A copy of the letter Miklós Lovas and his colleagues sent to Brian Marsden (click for the full version) - Courtesy of Miklós Lovas, © Konkoly Observatory
...or was it? The body the Schmidt telescope recorded wasn't that small, its diameter could have been somewhere between 0.3-1.5 km (~ 0.2-1 mi), depending on the exact distance and albedo. One of the asteroid-hunting surveys could have recorded it quite plausibly since then, so I've checked the database of NASA's Near Earth Object Program. And there it was, an asteroid discovered only this May whose orbital calculations showed a passage of about 15 times the distance of the Moon on th 15th December, 1974. It looked promising initially, but the distance was one magnitude greater. A more relevant argument was the size: 2011 JV10 is only a 3-7 m (10-20 ft) large (small) piece of rock, it could in no way be the same asteroid. The visitor observed in '74 is still hiding.

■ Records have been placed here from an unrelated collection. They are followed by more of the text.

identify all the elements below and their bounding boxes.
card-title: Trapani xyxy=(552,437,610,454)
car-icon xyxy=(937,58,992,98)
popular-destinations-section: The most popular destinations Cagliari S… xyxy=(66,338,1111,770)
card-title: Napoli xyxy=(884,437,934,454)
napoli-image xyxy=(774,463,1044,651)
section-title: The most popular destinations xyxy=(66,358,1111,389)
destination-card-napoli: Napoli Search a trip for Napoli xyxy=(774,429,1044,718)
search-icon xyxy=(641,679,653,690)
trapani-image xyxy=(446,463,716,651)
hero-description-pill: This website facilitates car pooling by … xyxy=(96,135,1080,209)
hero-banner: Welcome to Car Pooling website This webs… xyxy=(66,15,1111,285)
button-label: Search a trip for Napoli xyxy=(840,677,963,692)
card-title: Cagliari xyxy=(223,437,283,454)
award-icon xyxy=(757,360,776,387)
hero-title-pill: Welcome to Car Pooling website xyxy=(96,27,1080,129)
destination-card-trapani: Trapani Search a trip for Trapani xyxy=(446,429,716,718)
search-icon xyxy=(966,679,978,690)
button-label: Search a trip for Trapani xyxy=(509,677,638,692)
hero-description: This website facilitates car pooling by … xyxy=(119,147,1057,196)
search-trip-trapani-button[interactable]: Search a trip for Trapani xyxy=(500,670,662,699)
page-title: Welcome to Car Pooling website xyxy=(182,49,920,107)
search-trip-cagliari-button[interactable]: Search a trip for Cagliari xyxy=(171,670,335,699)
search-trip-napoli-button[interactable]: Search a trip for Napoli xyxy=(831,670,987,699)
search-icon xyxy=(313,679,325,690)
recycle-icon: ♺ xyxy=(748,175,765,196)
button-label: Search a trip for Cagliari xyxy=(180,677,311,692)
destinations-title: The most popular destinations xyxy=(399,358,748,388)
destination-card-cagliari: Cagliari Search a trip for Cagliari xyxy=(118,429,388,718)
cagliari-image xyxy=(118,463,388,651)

The Schmidt telescope at the Piszkéstető Mountain Station. It's nowadays once again used for asteroid and supernova hunting, and have already discovered the second Hungarian near-Earth asteroid. - © Miklós Rácz, Konkoly Observatory
But that's the life of an observer. All sorts of phenomena occur on the sky continuously and no one could pay attention to all of it at once. Miklós himself encountered many more curiosities during the supernova patrol. Five comets discovered, two of which are shor-period ones while the other three moved almost perpendicular to the Ecliptic. Numerous asteroids including a single near-Earth object, 3103/Eger, found in 1982. And yet more curiosities like the variable star CZ Cancri that on one day showed up on a plate, left faint traces on a second two hours later and disappeared. It turned out later that CZ Cnc is a really dim red dwarf star and, like its siblings, it's capable of producing huge eruptions called flares. But the super-flare of 1976 was something we hadn't seen before, brightening the star by a couple of thousands for a short period of time. Or the image where four, similarly moving asteroids showed up, though today no one really remembers any more when did that happen. As Miklós stated, there were some great adventures during that three decades. Some became discoveries, others only interesting stories – ones that are nice to tell.